A steepening interest-rate curve, the resilience of consumers and a strong post-crisis economy are set to burnish earnings. For the fourth quarter of 2020, seven of the 15 largest U.S. banks are expected to report higher earnings per share than a year earlier, which was the last full quarter before the coronavirus caused a lockdown-induced economic recession. Banks have been on a tear, as investors have looked ahead to the Biden administration and more government stimulus. But the group still lags behind the broad market by a wide margin — which is understandable, as many investors need to be convinced amid a terrible winter that the pandemic will end in 2021.
Schwab is among seven of the 15 listed banks expected to show year-over-year increases in fourth-quarter revenue. The sequential comparison is not as bright, with only a third of the listed banks expected to show fourth-quarter profits exceeding those in the third quarter. Goldman Sach is expected to show the highest year-over-year increase in quarterly earnings per share — 50%. Deutsche Bank analyst Matt O’Connor expects Goldman to report a 26% increase in fourth-quarter investment-banking fees (excluding corporate lending), along with a 20% increase in trading revenue, according to a Jan. 5 note to clients. Capital One Financial Corp. COF and State Street Corp. STT are both expected to report 16% increases in fourth-quarter EPS from a year earlier.

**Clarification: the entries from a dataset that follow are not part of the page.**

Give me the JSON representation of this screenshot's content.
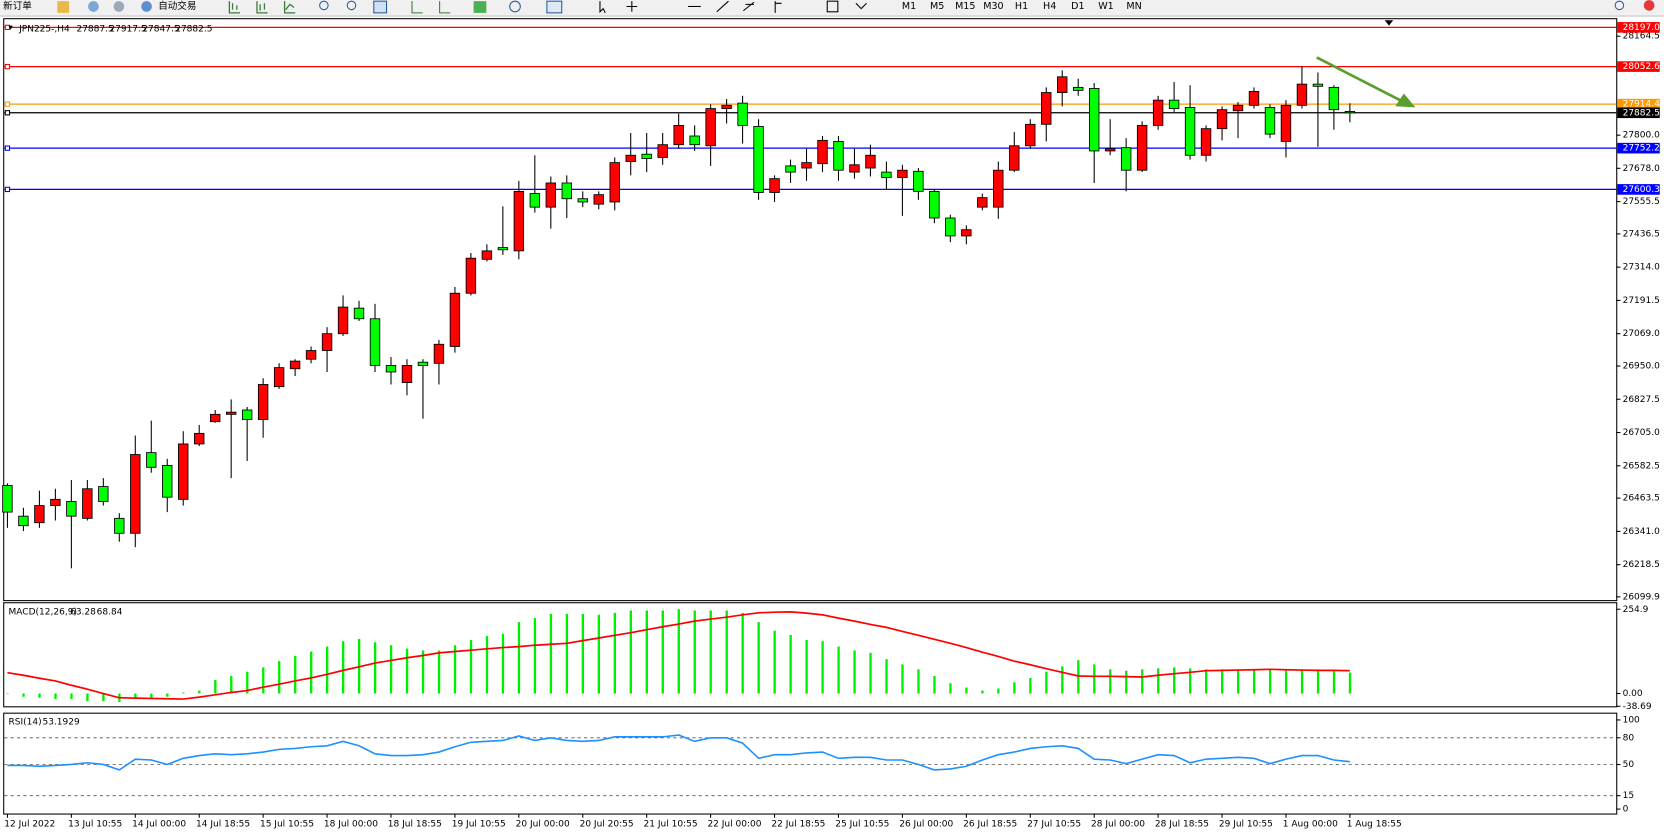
{
  "toolbar": {
    "new_order": "新订单",
    "auto_trading": "自动交易",
    "timeframes": [
      "M1",
      "M5",
      "M15",
      "M30",
      "H1",
      "H4",
      "D1",
      "W1",
      "MN"
    ]
  },
  "chart_data": [
    {
      "type": "candlestick",
      "symbol": "JPN225-,H4",
      "categories": [
        "12 Jul 2022",
        null,
        null,
        null,
        "13 Jul 10:55",
        null,
        null,
        null,
        "14 Jul 00:00",
        null,
        null,
        null,
        "14 Jul 18:55",
        null,
        null,
        null,
        "15 Jul 10:55",
        null,
        null,
        null,
        "18 Jul 00:00",
        null,
        null,
        null,
        "18 Jul 18:55",
        null,
        null,
        null,
        "19 Jul 10:55",
        null,
        null,
        null,
        "20 Jul 00:00",
        null,
        null,
        null,
        "20 Jul 20:55",
        null,
        null,
        null,
        "21 Jul 10:55",
        null,
        null,
        null,
        "22 Jul 00:00",
        null,
        null,
        null,
        "22 Jul 18:55",
        null,
        null,
        null,
        "25 Jul 10:55",
        null,
        null,
        null,
        "26 Jul 00:00",
        null,
        null,
        null,
        "26 Jul 18:55",
        null,
        null,
        null,
        "27 Jul 10:55",
        null,
        null,
        null,
        "28 Jul 00:00",
        null,
        null,
        null,
        "28 Jul 18:55",
        null,
        null,
        null,
        "29 Jul 10:55",
        null,
        null,
        null,
        "1 Aug 00:00",
        null,
        null,
        null,
        "1 Aug 18:55"
      ],
      "open": [
        26510,
        26397,
        26373,
        26436,
        26451,
        26389,
        26506,
        26389,
        26334,
        26631,
        26584,
        26459,
        26663,
        26745,
        26772,
        26788,
        26753,
        26874,
        26940,
        26975,
        27007,
        27069,
        27163,
        27124,
        26952,
        26889,
        26964,
        26960,
        27022,
        27218,
        27343,
        27386,
        27374,
        27585,
        27535,
        27624,
        27566,
        27546,
        27554,
        27703,
        27730,
        27718,
        27765,
        27797,
        27761,
        27898,
        27918,
        27832,
        27589,
        27687,
        27679,
        27695,
        27777,
        27664,
        27679,
        27664,
        27644,
        27667,
        27593,
        27495,
        27429,
        27535,
        27535,
        27671,
        27761,
        27840,
        27957,
        27976,
        27972,
        27742,
        27754,
        27671,
        27836,
        27929,
        27902,
        27726,
        27824,
        27890,
        27910,
        27902,
        27777,
        27910,
        27988,
        27976,
        27887.5
      ],
      "high": [
        26518,
        26428,
        26491,
        26498,
        26530,
        26530,
        26537,
        26408,
        26694,
        26749,
        26608,
        26710,
        26733,
        26788,
        26827,
        26799,
        26905,
        26960,
        26975,
        27022,
        27093,
        27210,
        27190,
        27179,
        26983,
        26975,
        26975,
        27046,
        27241,
        27366,
        27398,
        27538,
        27632,
        27726,
        27648,
        27652,
        27593,
        27593,
        27718,
        27808,
        27808,
        27808,
        27879,
        27836,
        27914,
        27933,
        27945,
        27859,
        27652,
        27710,
        27750,
        27797,
        27797,
        27750,
        27765,
        27703,
        27691,
        27679,
        27601,
        27507,
        27468,
        27585,
        27703,
        27812,
        27859,
        27976,
        28039,
        28008,
        27992,
        27859,
        27789,
        27851,
        27945,
        27996,
        27984,
        27836,
        27906,
        27922,
        27976,
        27914,
        27929,
        28055,
        28031,
        27984,
        27917.5
      ],
      "low": [
        26354,
        26342,
        26354,
        26381,
        26205,
        26381,
        26436,
        26303,
        26283,
        26557,
        26412,
        26436,
        26655,
        26741,
        26537,
        26600,
        26686,
        26866,
        26913,
        26960,
        26928,
        27061,
        27116,
        26928,
        26882,
        26842,
        26756,
        26882,
        26999,
        27210,
        27335,
        27359,
        27343,
        27515,
        27456,
        27495,
        27535,
        27527,
        27523,
        27652,
        27664,
        27691,
        27750,
        27742,
        27687,
        27843,
        27769,
        27562,
        27554,
        27624,
        27632,
        27664,
        27632,
        27640,
        27648,
        27601,
        27503,
        27562,
        27476,
        27406,
        27398,
        27523,
        27492,
        27664,
        27750,
        27777,
        27906,
        27945,
        27624,
        27726,
        27593,
        27664,
        27820,
        27886,
        27710,
        27703,
        27781,
        27789,
        27898,
        27789,
        27718,
        27898,
        27757,
        27820,
        27847.5
      ],
      "close": [
        26412,
        26362,
        26436,
        26459,
        26397,
        26498,
        26451,
        26334,
        26624,
        26577,
        26467,
        26663,
        26702,
        26772,
        26780,
        26753,
        26882,
        26944,
        26968,
        27007,
        27069,
        27167,
        27124,
        26952,
        26928,
        26952,
        26952,
        27030,
        27218,
        27347,
        27374,
        27378,
        27593,
        27535,
        27624,
        27566,
        27554,
        27581,
        27699,
        27726,
        27714,
        27765,
        27836,
        27765,
        27898,
        27910,
        27836,
        27589,
        27640,
        27664,
        27699,
        27781,
        27671,
        27691,
        27726,
        27644,
        27671,
        27593,
        27495,
        27429,
        27452,
        27570,
        27671,
        27761,
        27840,
        27957,
        28015,
        27965,
        27742,
        27750,
        27671,
        27836,
        27929,
        27898,
        27726,
        27824,
        27894,
        27910,
        27961,
        27804,
        27910,
        27988,
        27980,
        27894,
        27882.5
      ],
      "up_color": "#ff0000",
      "down_color": "#00ff00",
      "ylim": [
        26088,
        28227
      ],
      "yticks": [
        28164.5,
        {
          "value": 27800,
          "label": "27800.0"
        },
        {
          "value": 27678,
          "label": "27678.0"
        },
        27555.5,
        27436.5,
        {
          "value": 27314,
          "label": "27314.0"
        },
        27191.5,
        {
          "value": 27069,
          "label": "27069.0"
        },
        {
          "value": 26950,
          "label": "26950.0"
        },
        26827.5,
        {
          "value": 26705,
          "label": "26705.0"
        },
        26582.5,
        26463.5,
        {
          "value": 26341,
          "label": "26341.0"
        },
        26218.5,
        26099.9
      ],
      "hlines": [
        {
          "value": 28197,
          "label": "28197.0",
          "color": "#ff0000"
        },
        {
          "value": 28052.6,
          "label": "28052.6",
          "color": "#ff0000"
        },
        {
          "value": 27914.4,
          "label": "27914.4",
          "color": "#ff9900"
        },
        {
          "value": 27882.5,
          "label": "27882.5",
          "color": "#000000"
        },
        {
          "value": 27752.2,
          "label": "27752.2",
          "color": "#0000ff"
        },
        {
          "value": 27600.3,
          "label": "27600.3",
          "color": "#0000ff"
        }
      ]
    },
    {
      "type": "macd",
      "title": "MACD(12,26,9)",
      "series": [
        {
          "style": "histogram",
          "color": "#00ee00",
          "values": [
            -1,
            -10,
            -13,
            -17,
            -17,
            -23,
            -23,
            -26,
            -17,
            -17,
            -10,
            3,
            9,
            41,
            53,
            66,
            79,
            98,
            114,
            127,
            142,
            158,
            165,
            155,
            146,
            136,
            130,
            130,
            146,
            162,
            174,
            181,
            216,
            228,
            241,
            241,
            241,
            238,
            244,
            251,
            251,
            251,
            254.9,
            251,
            251,
            251,
            244,
            216,
            190,
            177,
            162,
            158,
            142,
            130,
            123,
            104,
            88,
            73,
            53,
            31,
            18,
            9,
            15,
            34,
            47,
            66,
            82,
            101,
            88,
            73,
            69,
            73,
            76,
            79,
            76,
            73,
            73,
            73,
            73,
            73,
            69,
            73,
            73,
            69,
            63.28
          ]
        },
        {
          "style": "line",
          "color": "#ff0000",
          "values": [
            63,
            55,
            46,
            38,
            25,
            13,
            0,
            -13,
            -14,
            -15,
            -16,
            -17,
            -11,
            -4,
            3,
            9,
            19,
            28,
            38,
            47,
            58,
            70,
            81,
            92,
            100,
            108,
            115,
            123,
            127,
            131,
            135,
            139,
            142,
            146,
            149,
            152,
            160,
            168,
            176,
            184,
            193,
            202,
            210,
            219,
            225,
            231,
            238,
            244,
            246,
            247,
            243,
            238,
            228,
            219,
            209,
            200,
            188,
            176,
            164,
            152,
            139,
            125,
            112,
            98,
            87,
            75,
            64,
            53,
            52,
            52,
            51,
            50,
            55,
            60,
            64,
            69,
            70,
            71,
            72,
            73,
            72,
            71,
            70,
            70,
            68.84
          ]
        }
      ],
      "ylim": [
        -38.69,
        273
      ],
      "yticks": [
        254.9,
        {
          "value": 0,
          "label": "0.00"
        },
        -38.69
      ]
    },
    {
      "type": "rsi",
      "title": "RSI(14)",
      "series": [
        {
          "style": "line",
          "color": "#1e90ff",
          "values": [
            49,
            49,
            48,
            49,
            50,
            52,
            50,
            44,
            56,
            55,
            50,
            57,
            60,
            62,
            61,
            62,
            64,
            67,
            68,
            70,
            71,
            76,
            71,
            62,
            60,
            60,
            61,
            64,
            70,
            75,
            76,
            77,
            82,
            77,
            80,
            77,
            76,
            77,
            81,
            81,
            81,
            81,
            83,
            76,
            80,
            80,
            74,
            57,
            61,
            61,
            63,
            64,
            57,
            58,
            58,
            55,
            55,
            50,
            44,
            45,
            48,
            55,
            61,
            64,
            68,
            70,
            71,
            68,
            56,
            55,
            51,
            56,
            61,
            60,
            52,
            56,
            57,
            58,
            57,
            51,
            56,
            60,
            60,
            55,
            53.1929
          ]
        }
      ],
      "ylim": [
        -5,
        107
      ],
      "yticks": [
        100,
        80,
        50,
        15,
        0
      ],
      "levels": [
        80,
        50,
        15
      ]
    }
  ]
}
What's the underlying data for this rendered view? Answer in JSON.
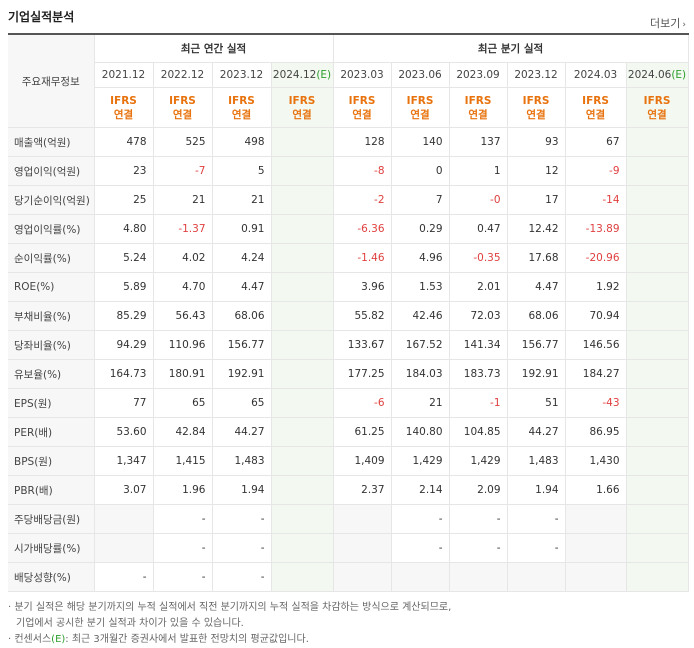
{
  "header": {
    "title": "기업실적분석",
    "more_label": "더보기",
    "more_arrow": "›"
  },
  "table": {
    "row_header": "주요재무정보",
    "groups": {
      "annual": "최근 연간 실적",
      "quarterly": "최근 분기 실적"
    },
    "periods": [
      "2021.12",
      "2022.12",
      "2023.12",
      "2024.12",
      "2023.03",
      "2023.06",
      "2023.09",
      "2023.12",
      "2024.03",
      "2024.06"
    ],
    "est_label": "(E)",
    "ifrs_line1": "IFRS",
    "ifrs_line2": "연결",
    "rows": [
      {
        "label": "매출액(억원)",
        "values": [
          "478",
          "525",
          "498",
          "",
          "128",
          "140",
          "137",
          "93",
          "67",
          ""
        ]
      },
      {
        "label": "영업이익(억원)",
        "values": [
          "23",
          "-7",
          "5",
          "",
          "-8",
          "0",
          "1",
          "12",
          "-9",
          ""
        ]
      },
      {
        "label": "당기순이익(억원)",
        "values": [
          "25",
          "21",
          "21",
          "",
          "-2",
          "7",
          "-0",
          "17",
          "-14",
          ""
        ]
      },
      {
        "label": "영업이익률(%)",
        "values": [
          "4.80",
          "-1.37",
          "0.91",
          "",
          "-6.36",
          "0.29",
          "0.47",
          "12.42",
          "-13.89",
          ""
        ]
      },
      {
        "label": "순이익률(%)",
        "values": [
          "5.24",
          "4.02",
          "4.24",
          "",
          "-1.46",
          "4.96",
          "-0.35",
          "17.68",
          "-20.96",
          ""
        ]
      },
      {
        "label": "ROE(%)",
        "values": [
          "5.89",
          "4.70",
          "4.47",
          "",
          "3.96",
          "1.53",
          "2.01",
          "4.47",
          "1.92",
          ""
        ]
      },
      {
        "label": "부채비율(%)",
        "values": [
          "85.29",
          "56.43",
          "68.06",
          "",
          "55.82",
          "42.46",
          "72.03",
          "68.06",
          "70.94",
          ""
        ]
      },
      {
        "label": "당좌비율(%)",
        "values": [
          "94.29",
          "110.96",
          "156.77",
          "",
          "133.67",
          "167.52",
          "141.34",
          "156.77",
          "146.56",
          ""
        ]
      },
      {
        "label": "유보율(%)",
        "values": [
          "164.73",
          "180.91",
          "192.91",
          "",
          "177.25",
          "184.03",
          "183.73",
          "192.91",
          "184.27",
          ""
        ]
      },
      {
        "label": "EPS(원)",
        "values": [
          "77",
          "65",
          "65",
          "",
          "-6",
          "21",
          "-1",
          "51",
          "-43",
          ""
        ]
      },
      {
        "label": "PER(배)",
        "values": [
          "53.60",
          "42.84",
          "44.27",
          "",
          "61.25",
          "140.80",
          "104.85",
          "44.27",
          "86.95",
          ""
        ]
      },
      {
        "label": "BPS(원)",
        "values": [
          "1,347",
          "1,415",
          "1,483",
          "",
          "1,409",
          "1,429",
          "1,429",
          "1,483",
          "1,430",
          ""
        ]
      },
      {
        "label": "PBR(배)",
        "values": [
          "3.07",
          "1.96",
          "1.94",
          "",
          "2.37",
          "2.14",
          "2.09",
          "1.94",
          "1.66",
          ""
        ]
      },
      {
        "label": "주당배당금(원)",
        "values": [
          "",
          "-",
          "-",
          "",
          "",
          "-",
          "-",
          "-",
          "",
          ""
        ]
      },
      {
        "label": "시가배당률(%)",
        "values": [
          "",
          "-",
          "-",
          "",
          "",
          "-",
          "-",
          "-",
          "",
          ""
        ]
      },
      {
        "label": "배당성향(%)",
        "values": [
          "-",
          "-",
          "-",
          "",
          "",
          "",
          "",
          "",
          "",
          ""
        ]
      }
    ]
  },
  "notes": {
    "line1": "· 분기 실적은 해당 분기까지의 누적 실적에서 직전 분기까지의 누적 실적을 차감하는 방식으로 계산되므로,",
    "line2": "기업에서 공시한 분기 실적과 차이가 있을 수 있습니다.",
    "line3_pre": "· 컨센서스",
    "line3_e": "(E)",
    "line3_post": ": 최근 3개월간 증권사에서 발표한 전망치의 평균값입니다."
  },
  "colors": {
    "negative": "#e04040",
    "ifrs": "#e8730e",
    "estimate_bg": "#f3f9f0",
    "estimate_mark": "#2d9e2d"
  }
}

Many of the listed banks (but not Schwab, Morgan Stanley, State Street or Bank of New York Mellon Corp. BK, which have low levels of credit risk), provisions for loan loss reserves were critical items in 2020. The provisions are the amounts added to loan loss reserves in anticipation of credit losses. They directly lower banks’ earnings. Provisions were extraordinarily high during the first quarter when the pandemic began, and even higher during the second quarter. Provisioning activity subsided in the third quarter, as it became clear that federal stimulus, various moves by the Federal Reserve to shore up the economy and moratoriums on evictions and foreclosures helped consumers, landlords and business owners keep loans current. Once again it is important to point out that the brokerage industry’s 12-month price targets may be too short. Even with so much earnings growth expected, the consensus price target for Goldman is only 4% higher than the closing price on Jan. 8.